MINERAL LEUCOSOME TRACE-ELEMENT PARTITIONING IN A PERALUMINOUS MIGMATITE (A LASER ABLATION-ICP-MS STUDY)

Low-pressure peraluminous migmatites from the Pena Negra Complex (central Spain) stayed partially molten for 5-10 Ma, until the latest Hercynian deformations allowed the segregation of melt as discordant leucosome veins. Due to long residence within its source, the melt had time enough to equilibrate with residual phases other than accessories included within major, refractory minerals.

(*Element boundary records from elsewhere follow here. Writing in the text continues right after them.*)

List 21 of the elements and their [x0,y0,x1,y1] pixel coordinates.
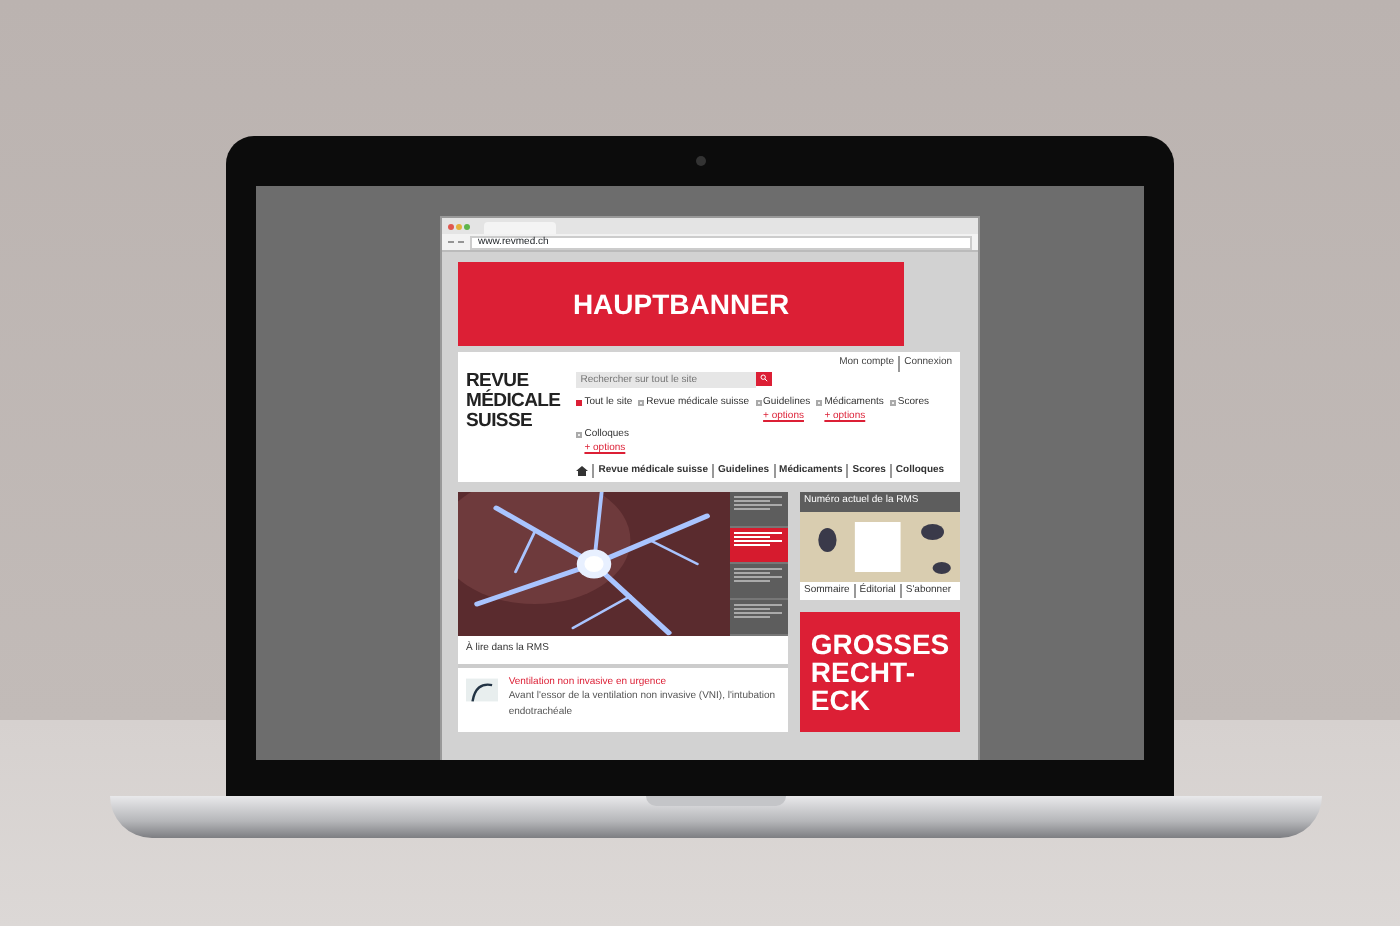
radio-button[interactable] [816,399,823,406]
search-icon [760,374,769,382]
article-thumbnail[interactable] [466,675,499,703]
radio-button[interactable] [889,399,896,406]
minimize-icon[interactable] [456,223,462,229]
home-icon[interactable] [576,465,589,476]
banner-ad[interactable]: HAUPTBANNER [458,262,904,346]
teaser-item[interactable] [730,600,788,636]
site-logo[interactable]: REVUE MÉDICALE SUISSE [466,371,561,478]
teaser-item[interactable] [730,528,788,564]
teaser-item[interactable] [730,564,788,600]
radio-button[interactable] [576,399,583,406]
search-button[interactable] [756,371,773,385]
maximize-icon[interactable] [464,223,470,229]
journal-cover[interactable] [800,511,960,581]
rectangle-ad[interactable]: GROSSES RECHT- ECK [800,612,960,732]
radio-button[interactable] [638,399,645,406]
radio-button[interactable] [755,399,762,406]
camera-icon [695,156,705,166]
close-icon[interactable] [448,223,454,229]
radio-button[interactable] [576,431,583,438]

We estimated crystal/melt partition coefficients as the concentration ratios between leucosome samples appearing to be pure melts and mesosome minerals, which were analyzed for trace elements with a laser probe coupled to an ICP mass spectrometer. Our data reveal that when biotite is stable Li, Rb, Cs, TI, Sc, V, Cr, Ni, Nb and Ta become strongly compatible. The role of biotite in fractionating Y, Th, U and the REE is insignificant. Cordierite strongly fractionates Li and Be and also has some effect on the HREE and U. Garnet produces extreme fractionation of Sc, Y and the HREE. The REE partition coefficients for ferromagnesian silicates increase with the atomic number, this effect being progressively more important through biotite, cordierite and garnet. K-feldspar strongly fractionates Ba and Pb, but plays a secondary role to biotite for Rb and Cs. K-feldspar fractionation does not change the LREE/HREE ratio, but plagioclase fractionation produces a significant decrease in the LREE/HREE ratio. Both feldspars greatly fractionate Sr and Eu. Monazite fractionation produces a dramatic depletion in REE, Th and U, as well as a decrease in the LREE/HREE and Th/U ratios. Apatite also fractionates the REE although, in contrast with monazite, it increases the LREE/HREE ratio and does not affect the Th/U ratio. Zircon fractionation, like apatite and garnet, produces a strong depletion in the HREE and a concomitant increase in the LREE/HREE ratio. In contrast with monazite, zircon fractionation causes the Th/U ratio to increase.